Though only 36, Linklater learned how to write plays by being in them, including an award-winning turn in David Ives' "The School for Lies" at Classic Stage Company, several visits to Central Park to appear in productions of Shakespeare's plays at the Delacorte Theater, and performing opposite Alan Rickman on Broadway in Theresa Rebeck's "Seminar."

It was during the "Seminar" run last year that art imitated life. In that play, Linklater played a budding playwright frightened to share his work with his crass, pugnacious novelist-turned-tutor, played by Rickman.

Backstage, Linklater showed Rickman a draft of "The Vandal" and braced for criticism, hoping that might even fuel his onstage rage. Rickman, however, proved too sweet a mentor. "He turned out to be so nice and so it wasn't terribly useful," he says, laughing.

Linklater, whose grandfather was Scottish novelist Eric Linklater, was raised on the Massachusetts estate of Edith Wharton, where his mother – Columbia University theater professor Kristin Linklater – co-founded the theater group Shakespeare & Company. He thinks being the only child of a single mom surrounded by actors desperate for attention may have had something to do with his eventual career choice.

He dropped out of Amherst College to come to New York to be an actor and married playwright and screenwriter Jessica Goldberg, from whom he's now divorced. They have a 6-year-old daughter.

The split and several recent deaths of people close to him sent Linklater, a 6-foot-3-inch slender man with nervous energy and a remarkably thick thatch of brown hair, into a dark period that fueled his first play.

"Death was around and I kept thinking, `Gosh, it would be great to talk about this and I feel like nobody is talking about this correctly around me,'" he says. "I didn't know what the play was going to be and then it turned out that I really wanted to talk about death a lot."

Simpson, who directed the play, says Linklater's background as an actor helped him be sensitive to the needs of the performers and creative team. "I think all of us – the cast and myself included – were really in his thrall," says Simpson. "He knew exactly what he wanted and because of his work in the theater was very knowledgeable about what he was going for and how to get it."

Linklater says he writes without always knowing where the work is taking him, which he instantly mocks. "What's so nice to discover is that if I have to be a playwright, at least I'm a deeply pretentious playwright," he says, laughing.

He started "The Vandal" with the image of a sad woman at a bus stop and it evolved from there.
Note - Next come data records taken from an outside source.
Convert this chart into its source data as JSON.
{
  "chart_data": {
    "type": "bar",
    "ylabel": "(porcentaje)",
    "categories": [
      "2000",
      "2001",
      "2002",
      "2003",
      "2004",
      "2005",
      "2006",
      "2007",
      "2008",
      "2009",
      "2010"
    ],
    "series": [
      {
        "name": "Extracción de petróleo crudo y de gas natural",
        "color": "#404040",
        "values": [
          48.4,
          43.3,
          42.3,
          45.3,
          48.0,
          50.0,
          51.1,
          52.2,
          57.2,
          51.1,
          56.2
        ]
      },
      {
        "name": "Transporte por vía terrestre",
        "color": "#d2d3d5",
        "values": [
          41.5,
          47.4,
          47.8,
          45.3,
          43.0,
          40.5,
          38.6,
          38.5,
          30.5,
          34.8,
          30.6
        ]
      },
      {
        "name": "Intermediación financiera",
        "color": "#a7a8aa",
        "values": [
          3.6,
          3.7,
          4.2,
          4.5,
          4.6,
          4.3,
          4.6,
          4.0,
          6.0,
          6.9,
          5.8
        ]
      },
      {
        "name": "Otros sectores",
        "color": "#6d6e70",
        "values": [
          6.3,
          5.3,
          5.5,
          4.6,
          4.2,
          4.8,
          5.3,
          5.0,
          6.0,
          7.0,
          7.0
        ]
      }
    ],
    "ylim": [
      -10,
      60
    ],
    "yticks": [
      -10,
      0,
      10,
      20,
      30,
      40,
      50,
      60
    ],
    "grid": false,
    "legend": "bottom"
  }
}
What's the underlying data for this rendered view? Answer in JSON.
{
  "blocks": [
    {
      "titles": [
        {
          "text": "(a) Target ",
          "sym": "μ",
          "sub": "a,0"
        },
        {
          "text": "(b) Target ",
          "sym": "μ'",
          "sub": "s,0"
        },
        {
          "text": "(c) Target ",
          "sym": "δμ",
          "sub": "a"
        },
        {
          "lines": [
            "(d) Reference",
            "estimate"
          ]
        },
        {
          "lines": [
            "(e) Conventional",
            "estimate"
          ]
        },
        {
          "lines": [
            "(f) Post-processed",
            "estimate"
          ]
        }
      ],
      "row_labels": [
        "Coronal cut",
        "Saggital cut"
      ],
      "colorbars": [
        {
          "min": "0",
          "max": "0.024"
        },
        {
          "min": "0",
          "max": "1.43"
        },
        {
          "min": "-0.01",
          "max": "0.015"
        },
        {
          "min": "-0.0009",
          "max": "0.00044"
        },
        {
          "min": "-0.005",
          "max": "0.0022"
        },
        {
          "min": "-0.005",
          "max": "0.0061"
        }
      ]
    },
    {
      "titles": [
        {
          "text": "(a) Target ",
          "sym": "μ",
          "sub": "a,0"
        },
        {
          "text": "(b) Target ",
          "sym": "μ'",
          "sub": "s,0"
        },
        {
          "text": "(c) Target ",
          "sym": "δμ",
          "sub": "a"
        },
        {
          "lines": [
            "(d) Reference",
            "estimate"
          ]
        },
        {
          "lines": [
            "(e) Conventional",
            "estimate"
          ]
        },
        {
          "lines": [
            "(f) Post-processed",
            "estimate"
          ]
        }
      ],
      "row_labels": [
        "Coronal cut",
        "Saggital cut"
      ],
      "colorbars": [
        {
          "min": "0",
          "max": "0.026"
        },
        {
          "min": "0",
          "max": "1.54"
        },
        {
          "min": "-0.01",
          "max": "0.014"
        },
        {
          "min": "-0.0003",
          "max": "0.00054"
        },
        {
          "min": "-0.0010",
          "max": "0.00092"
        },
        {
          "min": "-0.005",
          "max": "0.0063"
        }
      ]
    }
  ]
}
He has a few more plays in the works, including a new one he just handed to Simpson.

"When there's something that feels intimate and taboo and transgressive and compulsory, then it sort of works its way out," he says. "And then I get to have a play out of it."

Though he remains deeply uncomfortable watching his work being performed, he is enjoying his life as a TV actor, stage veteran and now playwright.

"I'm living my ambition. This is the dream, right now. Lightning is going to strike me. I'm going to implode," he says. "It's the embarrassment of riches. I've never blushed so deeply red."